Closed jungsdao closed 2 years ago

jungsdao commented 3 years ago

I'm dealing with conformers of radical species with long chain. I believe conformer sampling is very important issue only fraction of conformers would be accessible in certain temperature. If I run CREST with normal gfn2-xtb level, initial connectivity in geometry is not preserved especially for radical species (-uhf 1) I used gfnff option to avoid this problem, but I'm questioning the reliability of FF level theory in terms of energy output.

Since the output of GFNFF conformer ensemble file is not directly comparable using -compare option due to energy difference, I additionally run -screen for GFNFF ensemble. Subsequently, I tried comparing two ensembles: one from crest with gfn2-xtb and the other from gfnff. However, I'm confused while interpreting the result I got in this step. When two ensembles are compared energy seems similar but RMSD threshold with 0.125 Angs. results in only one pair as identical in geometry.

Please find attached ensemble files: cal.xyz -> original molecule (which is a radical) conf_gfnff.xyz -> ensemble from GFNFF conf_xtb.xyz -> ensemble from xTB rmsdmatch.dat , stdout.log -> output files

Question is: 1) Do I need to increase RMSD threshold when comparing large molecule like in this case? (Numatom = 94) Should default 0.124 A should be used or should it be larger depending on molecular size?

2) attached result seems to indicate that only 16 & 18 from each ensemble is identical with RMSD threshold 1.0 A. Is it correct interpretation? If so, doesn't it mean that GFNFF and xTB results are far different?

3) Then, can I rely on the conformer energy distribution obtained from GFNFF or additional -screen process at lease in xTB level is necessary?
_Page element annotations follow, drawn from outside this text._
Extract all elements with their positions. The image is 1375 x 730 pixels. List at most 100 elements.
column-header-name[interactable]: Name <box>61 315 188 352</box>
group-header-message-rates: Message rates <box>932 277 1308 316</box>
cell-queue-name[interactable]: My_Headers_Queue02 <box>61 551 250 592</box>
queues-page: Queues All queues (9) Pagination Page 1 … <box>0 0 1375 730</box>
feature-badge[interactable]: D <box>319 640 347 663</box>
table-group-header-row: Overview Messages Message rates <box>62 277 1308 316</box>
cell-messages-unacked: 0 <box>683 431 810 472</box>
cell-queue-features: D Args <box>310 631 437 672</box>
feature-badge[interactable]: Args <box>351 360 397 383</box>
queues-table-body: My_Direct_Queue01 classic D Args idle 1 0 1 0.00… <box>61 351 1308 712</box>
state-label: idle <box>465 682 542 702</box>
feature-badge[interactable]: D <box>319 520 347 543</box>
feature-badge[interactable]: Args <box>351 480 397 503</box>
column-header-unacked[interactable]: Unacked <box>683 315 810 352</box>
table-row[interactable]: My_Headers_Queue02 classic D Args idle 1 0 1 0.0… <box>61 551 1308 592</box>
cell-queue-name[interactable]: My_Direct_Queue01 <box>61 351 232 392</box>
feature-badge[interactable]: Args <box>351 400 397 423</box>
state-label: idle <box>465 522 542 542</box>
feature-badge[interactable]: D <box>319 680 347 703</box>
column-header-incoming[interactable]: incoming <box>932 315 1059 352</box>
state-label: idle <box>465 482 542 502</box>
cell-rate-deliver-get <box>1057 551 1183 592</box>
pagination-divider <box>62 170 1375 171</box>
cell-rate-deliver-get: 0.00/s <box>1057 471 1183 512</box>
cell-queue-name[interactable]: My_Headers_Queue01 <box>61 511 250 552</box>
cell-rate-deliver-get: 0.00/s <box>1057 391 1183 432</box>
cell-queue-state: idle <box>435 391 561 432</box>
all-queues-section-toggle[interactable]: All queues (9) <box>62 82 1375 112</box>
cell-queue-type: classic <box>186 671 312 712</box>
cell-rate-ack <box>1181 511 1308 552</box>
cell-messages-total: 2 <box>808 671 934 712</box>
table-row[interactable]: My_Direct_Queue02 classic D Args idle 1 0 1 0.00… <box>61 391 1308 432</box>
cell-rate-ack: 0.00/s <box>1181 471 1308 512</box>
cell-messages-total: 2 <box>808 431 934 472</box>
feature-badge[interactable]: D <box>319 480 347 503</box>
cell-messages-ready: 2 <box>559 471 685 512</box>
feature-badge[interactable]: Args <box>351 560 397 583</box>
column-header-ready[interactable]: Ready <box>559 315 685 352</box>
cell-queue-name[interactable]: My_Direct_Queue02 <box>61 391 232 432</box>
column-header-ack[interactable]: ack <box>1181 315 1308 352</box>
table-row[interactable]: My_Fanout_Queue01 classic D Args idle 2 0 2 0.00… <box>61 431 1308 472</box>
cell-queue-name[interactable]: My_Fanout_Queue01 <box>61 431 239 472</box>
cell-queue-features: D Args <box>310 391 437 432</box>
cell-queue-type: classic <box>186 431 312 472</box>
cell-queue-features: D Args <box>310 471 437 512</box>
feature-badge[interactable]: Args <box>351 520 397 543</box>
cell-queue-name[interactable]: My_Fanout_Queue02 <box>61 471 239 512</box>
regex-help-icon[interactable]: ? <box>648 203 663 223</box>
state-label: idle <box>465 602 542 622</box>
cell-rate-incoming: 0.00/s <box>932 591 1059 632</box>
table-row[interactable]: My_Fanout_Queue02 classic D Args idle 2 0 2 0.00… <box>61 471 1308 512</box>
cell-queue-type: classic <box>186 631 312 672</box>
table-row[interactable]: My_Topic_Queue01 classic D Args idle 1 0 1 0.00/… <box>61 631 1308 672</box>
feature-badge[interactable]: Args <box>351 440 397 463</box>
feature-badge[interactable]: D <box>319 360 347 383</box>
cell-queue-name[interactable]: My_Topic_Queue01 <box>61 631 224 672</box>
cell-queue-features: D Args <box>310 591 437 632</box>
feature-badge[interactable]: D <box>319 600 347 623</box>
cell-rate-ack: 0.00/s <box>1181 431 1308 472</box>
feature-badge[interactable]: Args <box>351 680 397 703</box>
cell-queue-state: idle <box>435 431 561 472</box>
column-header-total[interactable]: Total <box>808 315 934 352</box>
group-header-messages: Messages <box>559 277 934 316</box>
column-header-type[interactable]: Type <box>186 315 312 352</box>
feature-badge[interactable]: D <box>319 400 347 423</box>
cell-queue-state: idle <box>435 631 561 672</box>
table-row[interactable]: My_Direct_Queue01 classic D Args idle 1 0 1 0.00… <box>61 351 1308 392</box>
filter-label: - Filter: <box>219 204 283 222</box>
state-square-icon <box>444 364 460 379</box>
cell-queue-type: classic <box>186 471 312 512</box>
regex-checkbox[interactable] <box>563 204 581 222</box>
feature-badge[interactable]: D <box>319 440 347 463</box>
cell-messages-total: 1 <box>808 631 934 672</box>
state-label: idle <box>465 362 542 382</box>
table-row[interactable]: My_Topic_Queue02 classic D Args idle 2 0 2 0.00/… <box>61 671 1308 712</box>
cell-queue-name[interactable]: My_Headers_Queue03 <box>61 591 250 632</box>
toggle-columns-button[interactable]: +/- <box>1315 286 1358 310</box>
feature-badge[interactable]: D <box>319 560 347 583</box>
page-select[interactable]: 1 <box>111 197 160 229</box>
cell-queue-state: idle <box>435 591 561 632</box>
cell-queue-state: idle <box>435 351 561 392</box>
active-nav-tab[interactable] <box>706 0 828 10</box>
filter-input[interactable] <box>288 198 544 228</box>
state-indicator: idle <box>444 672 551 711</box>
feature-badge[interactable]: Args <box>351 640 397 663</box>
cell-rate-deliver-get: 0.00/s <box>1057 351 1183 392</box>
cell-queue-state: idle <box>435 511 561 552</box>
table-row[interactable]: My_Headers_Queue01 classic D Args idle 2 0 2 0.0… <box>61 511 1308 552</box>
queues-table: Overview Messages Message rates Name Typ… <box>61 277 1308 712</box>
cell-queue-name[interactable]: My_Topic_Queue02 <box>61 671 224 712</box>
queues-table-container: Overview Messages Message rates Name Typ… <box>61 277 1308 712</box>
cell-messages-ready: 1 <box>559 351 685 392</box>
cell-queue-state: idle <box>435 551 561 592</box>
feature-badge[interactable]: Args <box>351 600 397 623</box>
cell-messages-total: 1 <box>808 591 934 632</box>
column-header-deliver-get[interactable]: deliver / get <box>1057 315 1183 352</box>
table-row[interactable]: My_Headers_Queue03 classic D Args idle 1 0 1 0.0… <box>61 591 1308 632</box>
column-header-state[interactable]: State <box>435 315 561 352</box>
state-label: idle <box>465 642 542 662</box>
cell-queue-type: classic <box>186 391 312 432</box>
My question might not well written, I'll further clarify if there's any confusing point. Many thanks in advance.

question.zip

pprcht commented 3 years ago

There are multiple problems if ensembles from different levels of theory are compared. One is that the energies are not comparable. The idea to re-rank one of the ensembles at the other level is correct, but keep in mind that -screen does an entire re-optimization of the geometries. However, in the -compare tool you must provide ensembles including conformers and rotamers (typically the crest_rotamers.xyz files) because you must ensure that the same rotamer for each conformer is compared. Otherwise this could lead to artificially high RMSDs. In your case it would therefore be better to use -mdopt instead of -screen to avoid a sorting of the file, together with the crest_rotamers.xyz file from GFN-FF. -compare does a sorting and identification of the correct rotamer automatically.

To breifly answer your other three questions:

  1. You can sligthly increase it (maybe to something like 0.25-0.3 or so), but there is no general rule how it should be for larger systems
  2. Working with thresholds always poses the problem of "false positive" results. The sorting is -by construction- only correct within the limitations of the thresholds. At large RMSD thresholds everything will be identified as identical at some point, which of course is wrong. 1.0 A is too much, keep it rather small.
  3. This is really system dependent. In some cases the GFN2 conformers are better, in others the GFN-FF conformers are better. For complicated cases you should re-optimize the best conformers at DFT level and then decide.